We’ve been acculturated to subscribe to the notion of ambition as strictly a job occupation. Doctors, lawyers, teachers… these are among the ambitions our teachers used to tell us about. But what if ambition as we know it is but a social construct created to fulfil functional purposes of a country, say boost productivity and perpetuate economic growth? What if there is more to ambition than monotonously punching in at 09:00 (and occasionally 08:59, in which case you do a swirl and Three Cheers for yourself) and out at 17:00 (they say you never know how long a minute is till you do a plank – these people clearly haven’t sat at the edge of their seat clutching their bag and staring at the clock at 16:59) every day?
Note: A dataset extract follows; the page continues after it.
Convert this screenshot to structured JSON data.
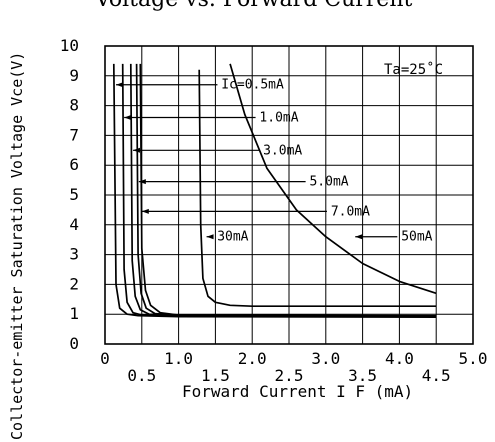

What if we divorce the idea of ambition from work?
What if ambition is anything we wish to achieve?
What if ambition is what we’re meant to be/do instead of what we try (so hard) to be/do?
As opposed to asking yourself “What do I want to be when I grow up?”, take a minute to think, “What is the difference or change I wish to see in the world?”
Sometimes you learn most about yourself when you detach yourself from personal beliefs, expectations, and all that is so ingrained in you they unconsciously create your identity and shape your choices. Dismantle the perimeters that have been set for you. Walk beyond them and into previously unexplored terrains. And as you do so, feel. Feel, feel, feel. Feel where your ambition lies, then feed it.